Les autorités publiques ont pour ambition de placer la France dans le Top 5 des nations olympiques et paralympiques. A la lumière des résultats des JOP 2024, nous sommes bien partis pour. Quel est ton avis de journaliste sportif sur le sujet ?

Pour ce qui est des Jeux olympiques, la France a acquis sa place dans le top 5, non sans difficulté et en l’absence de la Russie. Le travail mis en place sous la houlette de Claude Onesta pour préparer ces Jeux devrait encore plus porter ses fruits pour les Jeux de Los Angeles en 2028, pour peu que les moyens dévolus par l’Etat au sport de haut niveau restent conséquents. Ce qui, malgré les promesses des politiques, reste à prouver. Les tours de vis budgétaires à venir n’incitent pas à l’optimisme. Mais sur la lancée de Paris, Los Angeles devrait voir les sportifs français briller à nouveau. La problématique est à peu près la même pour les paralympiques et leur place dans le Top 8, à la différence près qu’il faut moins de temps pour voir éclore une nouvelle génération.

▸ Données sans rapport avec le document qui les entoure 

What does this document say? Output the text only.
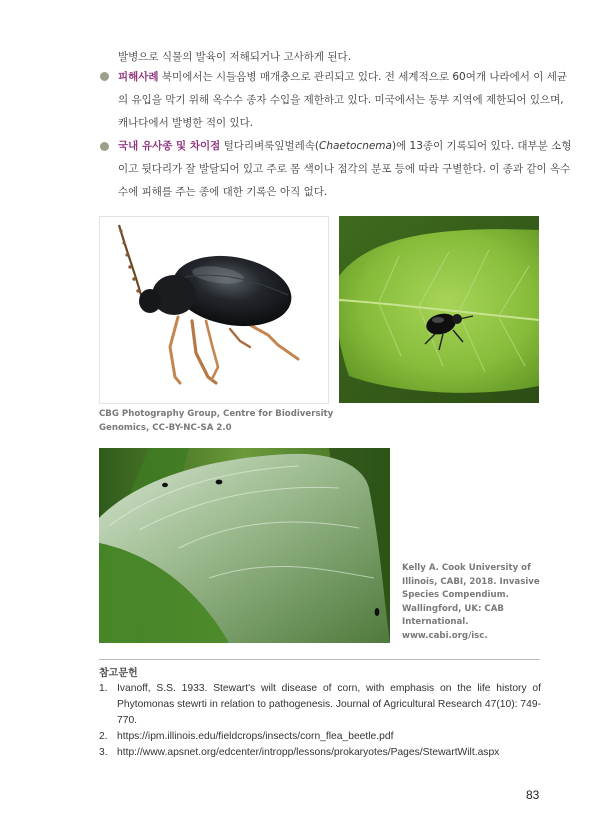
발병으로 식물의 발육이 저해되거나 고사하게 된다.
피해사례 북미에서는 시들음병 매개충으로 관리되고 있다. 전 세계적으로 60여개 나라에서 이 세균
의 유입을 막기 위해 옥수수 종자 수입을 제한하고 있다. 미국에서는 동부 지역에 제한되어 있으며,
캐나다에서 발병한 적이 있다.
국내 유사종 및 차이점 털다리벼룩잎벌레속(Chaetocnema)에 13종이 기록되어 있다. 대부분 소형
이고 뒷다리가 잘 발달되어 있고 주로 몸 색이나 점각의 분포 등에 따라 구별한다. 이 종과 같이 옥수
수에 피해를 주는 종에 대한 기록은 아직 없다.
CBG Photography Group, Centre for Biodiversity
Genomics, CC-BY-NC-SA 2.0
Kelly A. Cook University of
Illinois, CABI, 2018. Invasive
Species Compendium.
Wallingford, UK: CAB
International.
www.cabi.org/isc.
참고문헌
1. Ivanoff, S.S. 1933. Stewart's wilt disease of corn, with emphasis on the life history of Phytomonas stewrti in relation to pathogenesis. Journal of Agricultural Research 47(10): 749-770.
2. https://ipm.illinois.edu/fieldcrops/insects/corn_flea_beetle.pdf
3. http://www.apsnet.org/edcenter/intropp/lessons/prokaryotes/Pages/StewartWilt.aspx
83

Enfin, en tant que journaliste sportif quel(le) est l’image ou le moment fort que tu retiendras de cet été olympique ?

C’était lors de la cérémonie d’ouverture. Le défilé de champions qui se passaient la torche à la vitesse de l’éclair dans le jardin des Tuileries avait un côté euphorisant. Quel plaisir de voir les faces réjouies de Jean-François Lamour, Florian Rousseau, Renaud Lavillenie et de tous les autres en cette fin de cérémonie d’ouverture. On était heureux pour eux. Pour nous. Et soudain, le temps s’arrêta au moment où le feu sacré arriva entre les mains de Charles Coste, 100 ans, doyen des champions olympiques français (poursuite par équipes en 1948). Il y avait dans cette transmission une charge symbolique et émotionnelle immense. Né l’année des précédents Jeux de Paris, il était assis dans un fauteuil roulant, témoin du temps qui passe et qui nous rappelait notre condition de mortels. Quand il alluma les torches de Marie-José Perec et Teddy Riner, on sentait de part et d’autre dans ce geste puissant encore plus de solennité et de respect.